Pumping lemma

In the theory of formal languages, the pumping lemmas provide necessary conditions for languages to be regular or context-free. They are almost exclusively used in order to prove that a given language is not regular or context-free.

Pumping lemma for regular languages

If a language L is regular, then there exists a number m > 0 such that every string w in L with length |w| ≥ m can be written in the form

w = xyz

with strings x, y and z such that |xy| ≤ m, |y| ≥ 1 and

xy^kz is in L for every k≥0.

Using this lemma, one can for instance prove that the language L = {aⁿbⁿ : n ≥ 0} over the alphabet Σ = {a, b} is not regular. For if it were, we could pick m as in the pumping lemma.
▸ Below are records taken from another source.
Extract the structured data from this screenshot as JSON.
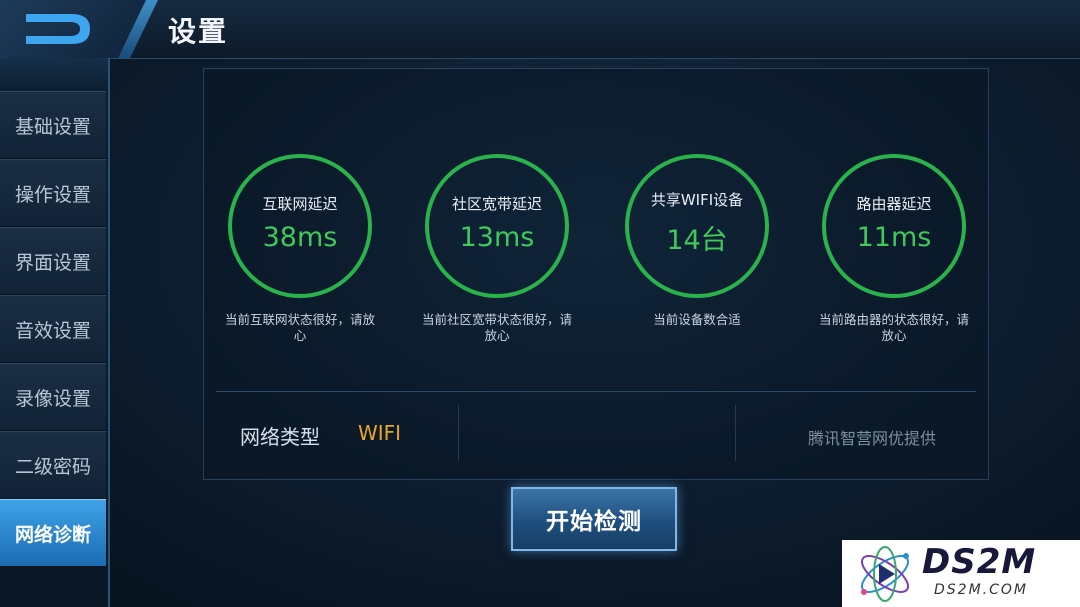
{
  "header": {
    "title": "设置"
  },
  "sidebar": {
    "items": [
      {
        "label": "基础设置",
        "active": false
      },
      {
        "label": "操作设置",
        "active": false
      },
      {
        "label": "界面设置",
        "active": false
      },
      {
        "label": "音效设置",
        "active": false
      },
      {
        "label": "录像设置",
        "active": false
      },
      {
        "label": "二级密码",
        "active": false
      },
      {
        "label": "网络诊断",
        "active": true
      }
    ]
  },
  "gauges": [
    {
      "title": "互联网延迟",
      "value": "38ms",
      "note": "当前互联网状态很好，请放心"
    },
    {
      "title": "社区宽带延迟",
      "value": "13ms",
      "note": "当前社区宽带状态很好，请放心"
    },
    {
      "title": "共享WIFI设备",
      "value": "14台",
      "note": "当前设备数合适"
    },
    {
      "title": "路由器延迟",
      "value": "11ms",
      "note": "当前路由器的状态很好，请放心"
    }
  ],
  "network": {
    "type_label": "网络类型",
    "type_value": "WIFI",
    "provider": "腾讯智营网优提供"
  },
  "start_button": {
    "label": "开始检测"
  },
  "watermark": {
    "big": "DS2M",
    "small": "DS2M.COM"
  },
  "colors": {
    "accent": "#3fa3e8",
    "gauge_ring": "#2ab34a",
    "gauge_value": "#3ec95a",
    "net_value": "#e8a628"
  }
}
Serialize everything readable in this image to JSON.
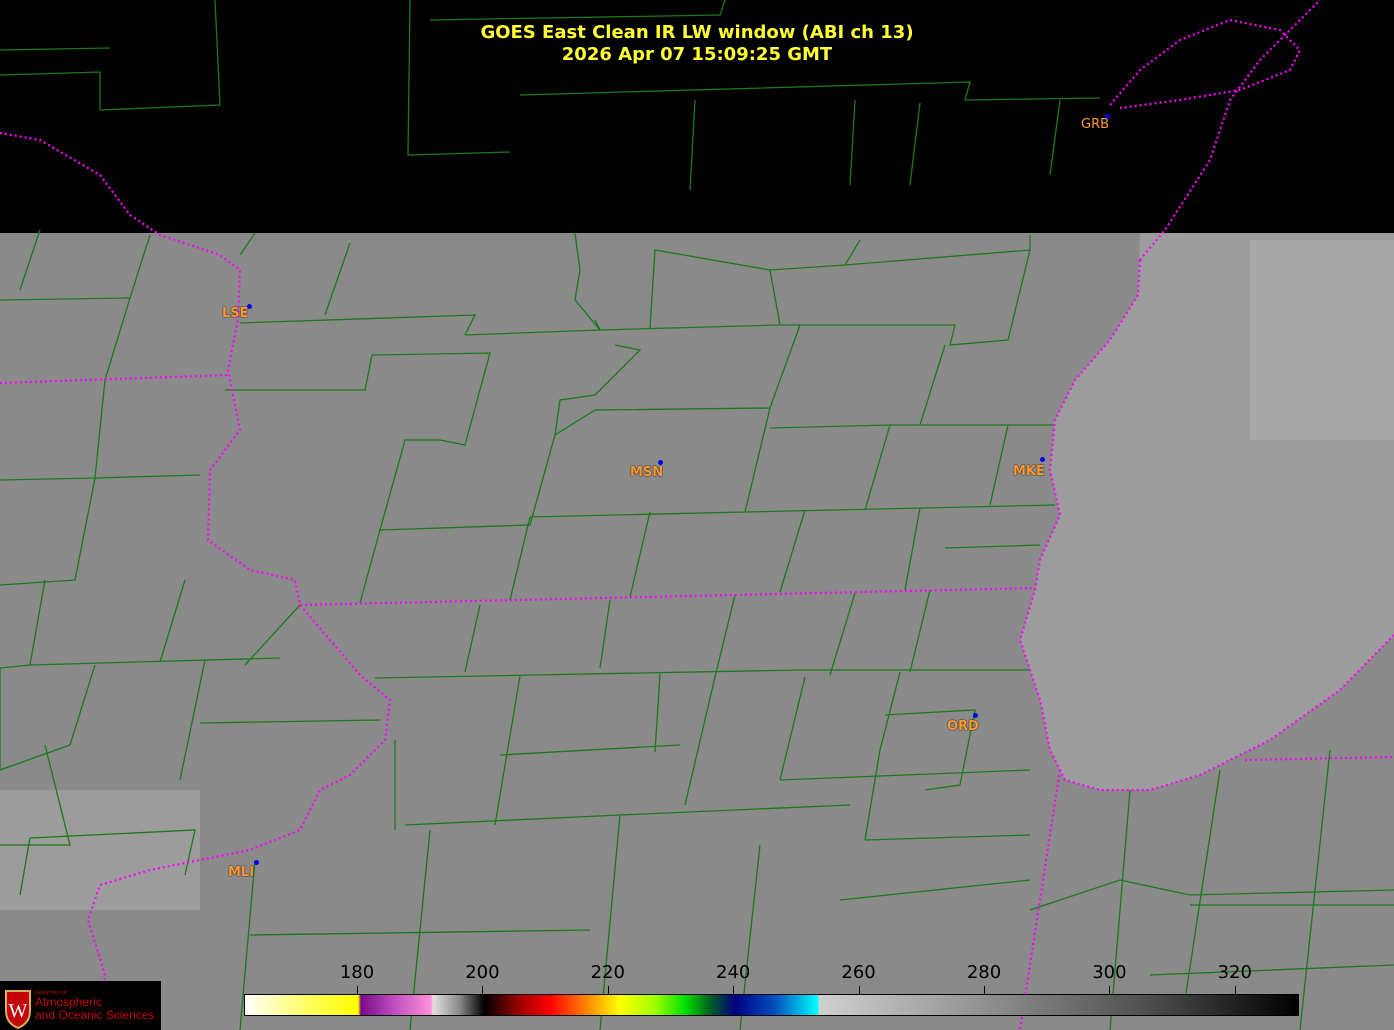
{
  "title": {
    "line1": "GOES East Clean IR LW window (ABI ch 13)",
    "line2": "2026 Apr 07  15:09:25 GMT"
  },
  "cities": [
    {
      "code": "GRB"
    },
    {
      "code": "LSE"
    },
    {
      "code": "MSN"
    },
    {
      "code": "MKE"
    },
    {
      "code": "MLI"
    },
    {
      "code": "ORD"
    }
  ],
  "colorbar": {
    "units_ticks": [
      "180",
      "200",
      "220",
      "240",
      "260",
      "280",
      "300",
      "320"
    ],
    "range": [
      162,
      330
    ]
  },
  "logo": {
    "line_small": "Department of",
    "line1": "Atmospheric",
    "line2": "and Oceanic Sciences"
  },
  "colors": {
    "title": "#ffff33",
    "county_lines": "#1a7a1a",
    "state_borders": "#ff00ff",
    "city_labels": "#ff9933",
    "city_dots": "#0000ee"
  }
}
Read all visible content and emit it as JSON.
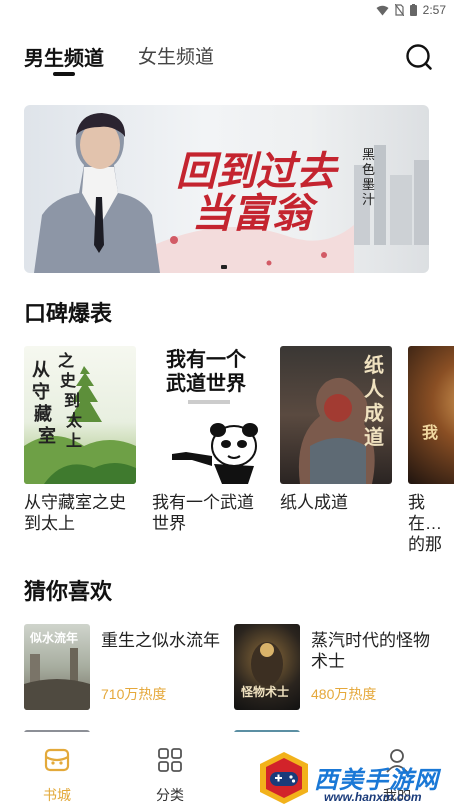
{
  "status_bar": {
    "time": "2:57"
  },
  "header": {
    "tabs": [
      {
        "label": "男生频道",
        "active": true
      },
      {
        "label": "女生频道",
        "active": false
      }
    ]
  },
  "banner": {
    "title_line1": "回到过去",
    "title_line2": "当富翁",
    "author": "黑色墨汁"
  },
  "sections": {
    "praise_title": "口碑爆表",
    "guess_title": "猜你喜欢"
  },
  "praise_books": [
    {
      "title": "从守藏室之史到太上",
      "cover_text": "从守藏室之史到太上"
    },
    {
      "title": "我有一个武道世界",
      "cover_text": "我有一个武道世界"
    },
    {
      "title": "纸人成道",
      "cover_text": "纸人成道"
    },
    {
      "title": "我在…的那",
      "cover_text": "我在"
    }
  ],
  "guess_books": [
    {
      "title": "重生之似水流年",
      "heat": "710万热度",
      "cover_text": "似水流年"
    },
    {
      "title": "蒸汽时代的怪物术士",
      "heat": "480万热度",
      "cover_text": "怪物术士"
    }
  ],
  "bottom_nav": [
    {
      "label": "书城",
      "icon": "bookstore-icon",
      "active": true
    },
    {
      "label": "分类",
      "icon": "category-icon",
      "active": false
    },
    {
      "label": "我的",
      "icon": "profile-icon",
      "active": false
    }
  ],
  "watermark": {
    "text": "西美手游网",
    "url": "www.hanxm.com"
  },
  "colors": {
    "accent": "#e3a93a",
    "banner_red": "#c4242f",
    "watermark_blue": "#1a78d6"
  }
}
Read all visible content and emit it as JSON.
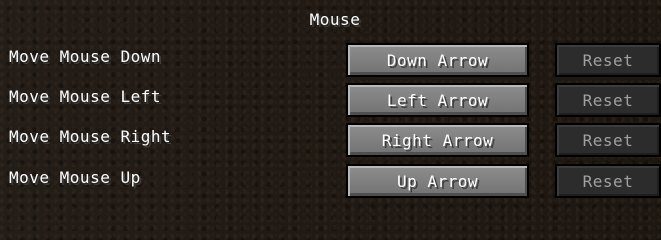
{
  "section_title": "Mouse",
  "colors": {
    "background": "#1f1812",
    "button_face": "#7f7f7f",
    "button_disabled": "#2c2c2c",
    "text": "#ffffff",
    "text_disabled": "#a0a0a0"
  },
  "bindings": [
    {
      "action": "Move Mouse Down",
      "key": "Down Arrow",
      "reset_label": "Reset",
      "reset_enabled": false
    },
    {
      "action": "Move Mouse Left",
      "key": "Left Arrow",
      "reset_label": "Reset",
      "reset_enabled": false
    },
    {
      "action": "Move Mouse Right",
      "key": "Right Arrow",
      "reset_label": "Reset",
      "reset_enabled": false
    },
    {
      "action": "Move Mouse Up",
      "key": "Up Arrow",
      "reset_label": "Reset",
      "reset_enabled": false
    }
  ]
}
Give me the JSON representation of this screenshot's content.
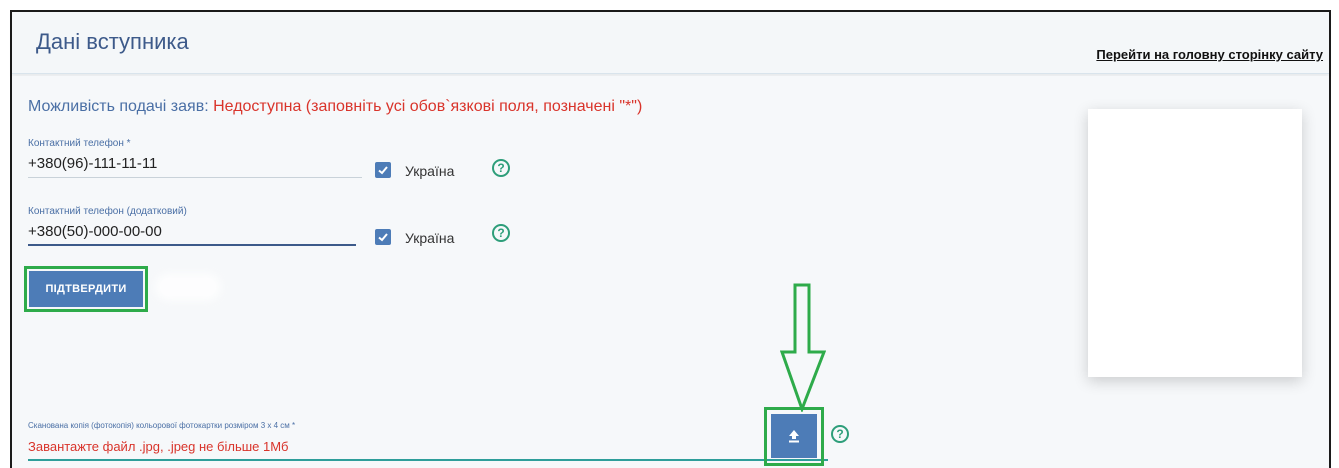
{
  "header": {
    "title": "Дані вступника",
    "home_link": "Перейти на головну сторінку сайту"
  },
  "availability": {
    "label": "Можливість подачі заяв:",
    "value": "Недоступна (заповніть усі обов`язкові поля, позначені \"*\")"
  },
  "phone": {
    "label": "Контактний телефон *",
    "value": "+380(96)-111-11-11",
    "country_label": "Україна",
    "country_checked": true
  },
  "phone_extra": {
    "label": "Контактний телефон (додатковий)",
    "value": "+380(50)-000-00-00",
    "country_label": "Україна",
    "country_checked": true
  },
  "help_glyph": "?",
  "confirm_button": "ПІДТВЕРДИТИ",
  "photo_upload": {
    "label": "Сканована копія (фотокопія) кольорової фотокартки розміром 3 х 4 см *",
    "hint": "Завантажте файл .jpg, .jpeg не більше 1Мб"
  },
  "colors": {
    "accent": "#4d7cb7",
    "error": "#d9342b",
    "highlight": "#2eab4a",
    "help": "#2e9e7a"
  },
  "icons": [
    "check-icon",
    "help-icon",
    "upload-icon",
    "down-arrow-annotation"
  ]
}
The string w = a^mb^m is in L, and the pumping lemma therefore yields a decomposition w = xyz with |xy|≤ m, |y|≥ 1 and xy^kz in L for every k≥0. But then y has to consist of a non-zero number of a's, and xy⁰z has less a's than b's and is therefore not in L, a contradiction.

The proof idea for the pumping lemma is as follows: the regular language is accepted by a certain deterministic finite acceptor; every string that's longer than the number m of states of that acceptor will revisit a certain state, thereby causing a loop which can be repeated; the loop corresponds to the string y.

Pumping lemma for context-free languages

If a language L is context-free, then there exists some number m > 0 such that any string w in L with |w| ≥ m can be written as

w = uvxyz

with strings u, v, x, y and z, such that |vxy| ≤ m, |vy| ≥ 1, and

uv^kxy^kz is in L for every k ≥ 0.

A typical application of this pumping lemma is the proof that the language L = {aⁿbⁿcⁿ : n ≥ 0} over the alphabet Σ = {a, b, c} is not context-free.